FaBclub Review
16th March 2008
Written by Liz Montgomery

It's a wild and windy afternoon outside, just like the rest of the week, but inside is cosy and warm. And the room is pristine in its new blue and white paintwork. A packed house today - so lots of gossip to catch up on.

Dennis eases us into the afternoon with a gentle slightly sad song about Old Age and Loneliness. Up-pace next with "Bookworm" -one of his jaunty songs - this time one about passion (?) in the library - and not on the pages of a Mills & Boon novel either…the historical fiction section will never be the same again.

Ron and his beautiful Gibson guitar joins us. He always has surprises for us and today is no exception - a Robert Plant/Alison Krauss song from their excellent recent collaboration gets the Ron treatment and that beautiful C&W classic "Keep on Movin on"…

Margaret provides us with some Irish songs for St Patricks Day - The Black Velvet Band and Wild Rover - and lots of singing along from the assembled masses.

Bernard and Maureen continue the Gaelic theme with some haunting tunes on concertina and guitar.

And onto another duo - Len is joined by his cousin Dave also on guitar and we move forward into acoustic music from the 20th century. "Cry Baby Cry" - a relatively rarely played Beatles song nowadays. And then Dave sings for the FaBclub for the first time with the Dylan classic - "Knocking on heavens door" -aye and a FaBclub virgin too.

John Hare teaches us to sing along with his chorus to the rousing "Knocking at the door" - sweet segue there. And another Irish one - this time a slow and deeply soulful ballad - "Maids of Coolmore". Beautiful and barely a dry eye in the house after.

Helen in great voice keeps the Irish theme up and running with "Spatschill Hill" and follows this with the Ralph McTell song "From Clare to Here" - which is sort of Irish too (maybe not : - discuss)

Dennis has his new album ready to go - 14 tracks for only £5 - of which 7 have a full orchestration.

Tone Deaf Leopard round off the first half. "Foggy Foggy Dew" has been misplaced historically according to Trevor. So now it's not from Ireland but from an Island - calypso style - limbo dancing not obligatory though. The World Tour continues on into the African continent with "Wee and a Shave" - of course.

After an appropriate break for a shave and a wee (well maybe just the fluid rebalancing part) we are off again. And we needed an opportunity to open the doors and cool the room down a bit - it must be all that creative energy!

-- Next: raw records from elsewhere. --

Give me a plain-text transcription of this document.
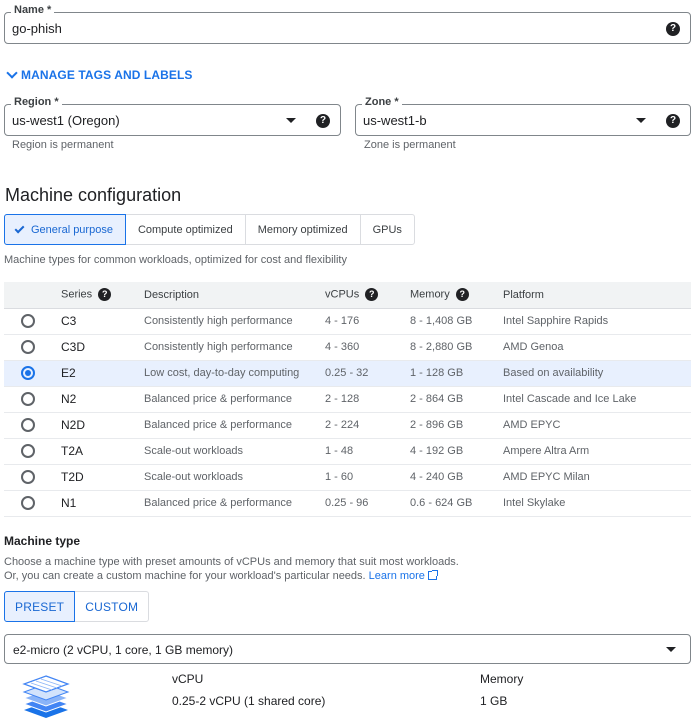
Name *
go-phish	?
MANAGE TAGS AND LABELS
Region *
us-west1 (Oregon)	?
Region is permanent
Zone *
us-west1-b	?
Zone is permanent
Machine configuration
General purpose Compute optimized Memory optimized GPUs
Machine types for common workloads, optimized for cost and flexibility
	Series ?	Description	vCPUs ?	Memory ?	Platform

	C3	Consistently high performance	4 - 176	8 - 1,408 GB	Intel Sapphire Rapids

	C3D	Consistently high performance	4 - 360	8 - 2,880 GB	AMD Genoa

	E2	Low cost, day-to-day computing	0.25 - 32	1 - 128 GB	Based on availability

	N2	Balanced price & performance	2 - 128	2 - 864 GB	Intel Cascade and Ice Lake

	N2D	Balanced price & performance	2 - 224	2 - 896 GB	AMD EPYC

	T2A	Scale-out workloads	1 - 48	4 - 192 GB	Ampere Altra Arm

	T2D	Scale-out workloads	1 - 60	4 - 240 GB	AMD EPYC Milan

	N1	Balanced price & performance	0.25 - 96	0.6 - 624 GB	Intel Skylake
Machine type
Choose a machine type with preset amounts of vCPUs and memory that suit most workloads.
Or, you can create a custom machine for your workload's particular needs. Learn more
PRESET	CUSTOM
e2-micro (2 vCPU, 1 core, 1 GB memory)
vCPU
0.25-2 vCPU (1 shared core)
Memory
1 GB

Jo and Kathy together today with lovely work on concertina and guitar. "Song of the Fool." And "Enrico". Then Bernard joins them with a second concertina for an appropriate tune for the afternoon "Fanny Power".

Back to solo artistes with Bill Pardon and the famous FaBclub collapsing music stand (we must buy a new one - donations welcome). Bill is threatening to retire "Man from the Pru" and his maturing endowment, so this may be the last time we hear it for a while. His contribution to the Irish theme is "Whiskey in the Jar" - a bit more traditional than the Phil Lynnott version though.

Norman is on guitar today. "Your Cheating Heart", "Girl of your Dreams" and "Livin' Doll" rock us through the 50s and 60s. Cliff eat your heart out.

The raffle has lots of prizes today and Clive wins the (very vocal) cuddly duck.

A Ron Trueman-Border song is the opening song for Ben - "Whatever floats your boat" with subtle harmonies from round the room. He follows up with the lovely Richard Thompson number - "Bees wing" - one of my favourite Thompson songs ever -such amazing lyrics. Thank you Ben.

What a great line up this afternoon! Struggling to retrieve a plectrum from his pocket to ribald comments from the audience, Alan Neville provides some social commentary with "Not enough" about growing up -dangerously and terminally. Moving stuff. Alan has also been inspired by the terracotta army exhibition at the British Museum, and performs most of this great song about the questionable plans of the "worst Emperor of China", with some classic Neville rhyming couplets "Army of Clay". And "An Irish song" to complete the contribution - about Irish singers always singing about Ireland.

I'm on next with "Winter Dreaming" which seems to be an appropriate poem for a cold winter's afternoon, then "Growing Old Disgracefully" gets a fresh outing. I'll get them both right soon.

To round off the afternoon John Stafford has been lent a guitar by John H to perform. And we all have to sing along to a bit of skiffle. Or actually some good solid home town blues in Johns inimitable style. "Worried man" gets us all rattling and rolling and a mixed rhythm presentation of "Bobby Magee".